AbbVie (-0,3%), le laboratoire pharmaceutique de l'Illinois, a annoncé pour son premier trimestre fiscal des profits et des revenus supérieurs aux attentes de marché, dopant dans la foulée des prévisions annuelles. Le bénéfice trimestriel est ressorti à 2,46 milliards de dollars et 1,65$ par action, contre 2,78 milliards un an auparavant, 1,74$ par titre. Le bénéfice ajusté par action s'est élevé à 2,14$, alors que le consensus s'élevait à 2,06$. Les revenus ont représenté 7,83 milliards de dollars, contre 7,93 Mds$ un an avant et 7,77 Mds$ de consensus.

Altria (-7%) trébuche à Wall Street, le fabricant des cigarettes Marlboro ayant dévoilé des comptes trimestriels inférieurs aux attentes. Sur le premier trimestre, le bénéfice net est ressorti à 1,12 milliard de dollars et 60 cents par action, contre 1,89 milliard de dollars et 1$ par titre un an auparavant. Le bénéfice ajusté par action a reculé de 5% à 90 cents, alors que le consensus se situait à 92 cents. Les revenus ont régressé quant à eux de 8% en glissement annuel à 5,63 milliards de dollars, contre un consensus de place plus proche des 6 milliards de dollars.

Comcast (+3,3%) a battu le consensus de profit mais manqué celui de revenus pour le trimestre clos. Sur le premier trimestre 2019, le bénéfice net a totalisé 3,55 milliards de dollars et 77 cents par titre, alors que le bpa ajusté a représenté 76 cents. Le consensus était de 66 cents de bénéfice ajusté par action. La câblo-opérateur de Philadelphie a réalisé des revenus de 26,9 milliards sur la période, alors que le consensus se situait à 27,3 Mds$.
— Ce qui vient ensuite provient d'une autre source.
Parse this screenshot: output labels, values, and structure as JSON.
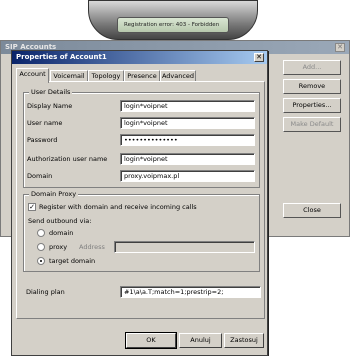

International Paper (+3,6%) n'a pas démérité au 1er trimestre. Le groupe de Memphis a dégagé un bénéfice net de 424 millions de dollars et 1,05$ par titre, contre 729 millions de dollars un an plus tôt. Le bénéfice ajusté par action a atteint 1,11$, largement supérieur au consensus qui n'était que de 91 cents. Les revenus ont progressé à 5,64 milliards de dollars, contre 5,62 milliards un an avant. Le consensus était toutefois un cran plus élevé, à 5,73 milliards de dollars.

Southwest Airlines (+0,47%), le transporteur aérien américain à bas prix, a dépassé le consensus de profit sur le trimestre clos. Pour le premier trimestre, le groupe de Dallas, affecté par les déboires de Boeing et du 737 MAX (dont il est le premier opérateur avec 34 appareils), a dégagé tout de même un bénéfice de 387 M$ et 70 cents par action, contre 463 M$ et 79 cents par titre un an avant. Le consensus de place était de 61 cents de bénéfice par action. Les revenus opérationnels ont atteint 5,15 Mds$, en croissance de 4%.

Marsh & McLennan (stable) a dépassé les attentes en matière de profits au premier trimestre. Le groupe new-yorkais de services professionnels a affiché sur la période close un bénéfice net de 716 millions de dollars et 1,40$ par action, pour un bénéfice ajusté de 1,52$ à comparer à un consensus de 1,45$. Les revenus se sont élevés à 4,1 milliards de dollars, légèrement inférieurs au consensus.

Bristol-Myers Squibb (+1,9%), le groupe pharmaceutique américain qui doit racheter la firme biotechnologique Celgene (+0,8%) dans le cadre d'une opération de 74 milliards de dollars, a annoncé pour le premier trimestre un bénéfice net de 1,71 milliard de dollars et 1,04$ par titre, contre 1,49 Md$ un an avant. Le bénéfice ajusté par action s'est élevé à 1,10$, contre 1,09$ de consensus. Les revenus ont totalisé 5,92 Mds$, contre 5,75 Mds$ un an avant. Le bpa ajusté annuel est toujours attendu entre 4,1 et 4,2$.